The depth of field depends upon the f/ stop. So photographers prefer to use higher f stop numbers like f/11 and even f/16 to get a wider depth of field so that most of the subject is in focus. And this is what you should try too.
The ideal shutter speed can vary from situation to situation. For Example, if you are shooting in low lighting conditions and your subject is not moving much then it is better to shoot with slower shutter speeds rather than using a flash.
Some people like their whole subject in focus and others want only a little portion for a dramatic bokeh effect. Hence you can manually set the focus of your photos as you like.
6 Tips For Great Macro Photography
We at Spyne have brought together some of the most useful tips that will help you get the best macro photos
1. Use An External Flash
As we have already talked a lot about the lenses, you might already be familiar with the reason why it is advised to use an external lens for macro photography. Just do not forget to use diffusers or else you will be able to see your flash on the reflective surfaces in the frame.
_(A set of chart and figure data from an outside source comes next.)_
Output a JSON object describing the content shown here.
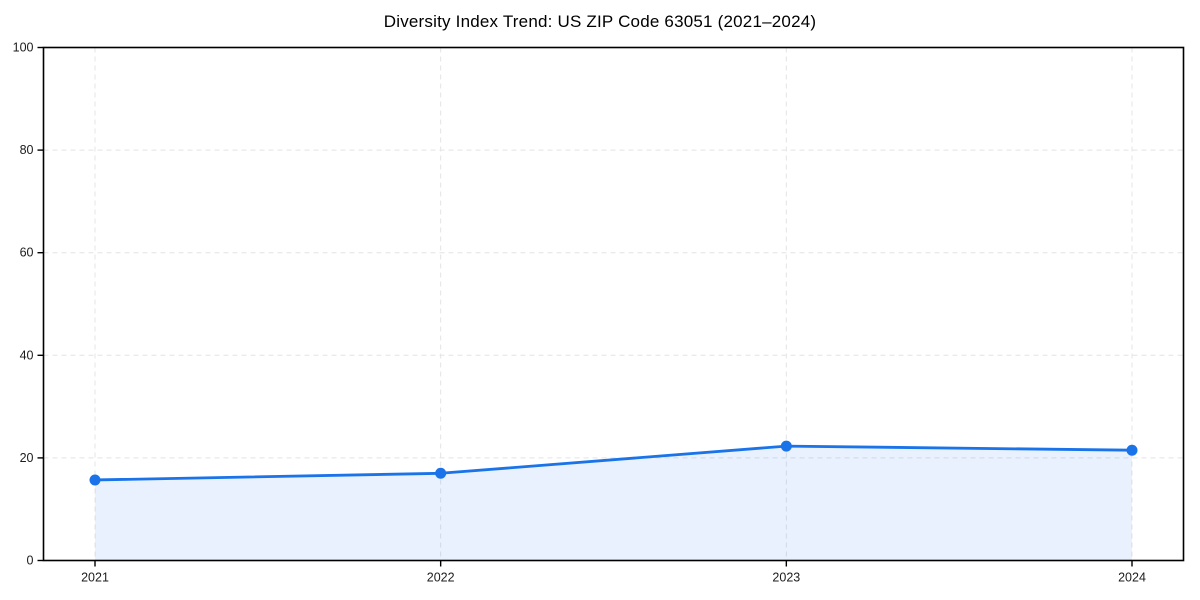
{
  "figure": {
    "background": "#ffffff"
  },
  "chart_data": {
    "type": "area",
    "title": "Diversity Index Trend: US ZIP Code 63051 (2021–2024)",
    "categories": [
      "2021",
      "2022",
      "2023",
      "2024"
    ],
    "series": [
      {
        "name": "Diversity Index",
        "values": [
          15.7,
          17.0,
          22.3,
          21.5
        ]
      }
    ],
    "xlabel": "",
    "ylabel": "",
    "ylim": [
      0,
      100
    ],
    "yticks": [
      0,
      20,
      40,
      60,
      80,
      100
    ],
    "grid": true,
    "grid_line_style": "dashed",
    "legend_position": "none",
    "marker": "circle",
    "line_color": "#1a73e8",
    "marker_color": "#1a73e8",
    "fill_color": "#1a73e8",
    "fill_opacity": 0.1,
    "fill_color_effective": "#e9f1fd",
    "grid_color": "#e4e4e4",
    "axis_color": "#000000",
    "tick_label_color": "#1c1c1c",
    "title_color": "#000000"
  }
}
2. Try Out Different Angles
We know that it is advised to keep the camera parallel to the subject so that you can have the whole subject in focus. But you should also try new and different perspectives. As you never know which angle might result in the best photo.
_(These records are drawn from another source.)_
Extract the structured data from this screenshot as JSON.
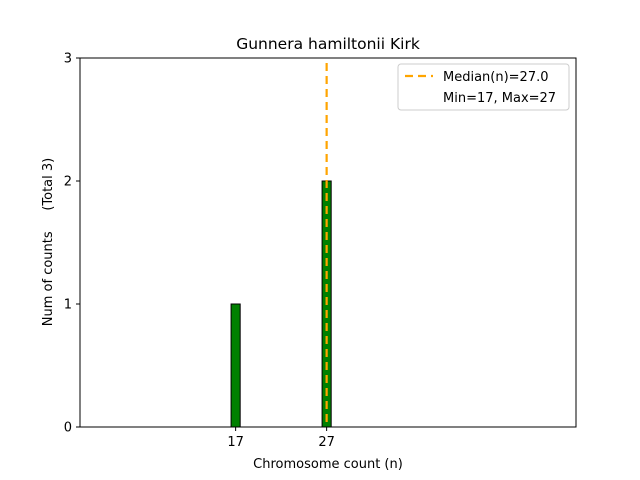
{
  "chart_data": {
    "type": "bar",
    "title": "Gunnera hamiltonii Kirk",
    "xlabel": "Chromosome count (n)",
    "ylabel": "Num of counts     (Total 3)",
    "x": [
      17,
      27
    ],
    "values": [
      1,
      2
    ],
    "xticks": [
      "17",
      "27"
    ],
    "yticks": [
      "0",
      "1",
      "2",
      "3"
    ],
    "xlim": [
      -0.1,
      54.4
    ],
    "ylim": [
      0,
      3
    ],
    "bar_color": "#008000",
    "median": 27.0,
    "median_color": "#FFA500",
    "legend": {
      "placement": "top-right",
      "entries": [
        "Median(n)=27.0",
        "Min=17, Max=27"
      ]
    },
    "grid": false
  }
}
3. Clean Your Lens Regularly
Macro Lenses are so detail-oriented that they can even capture dust that is not visible to us from far. Hence to prevent that, you need to regularly clean your lens so that it doesn't catch any dirt. And to clean your lenses, always use a soft cloth so that you don't scratch the glass.
4. Understand Composition
You should never rely on post-production to make your photos look great. Try and take images with perfect compositions with the camera itself.
5. Try Out Different Backdrops
If you are doing an indoor macro shoot with your own setup, you should try out backgrounds of different colour and pattern.
6. Take a Lot Of Images
Last but not the least, you need to take a lot of images, especially when you cannot decide on the main centre of focus or the right depth of field.
Here are some Macro Photography Ideas and Inspirations for you to try in 2020!
Glass Ball Photos
Macro Photography is clearly a great genre of photography that deserves more of our attention. And you certainly do not need a rocket science degree to understand the technical terms associated with macro photography like Magnification and Working Distance. Here was everything that you needed to get started with Macro Photography.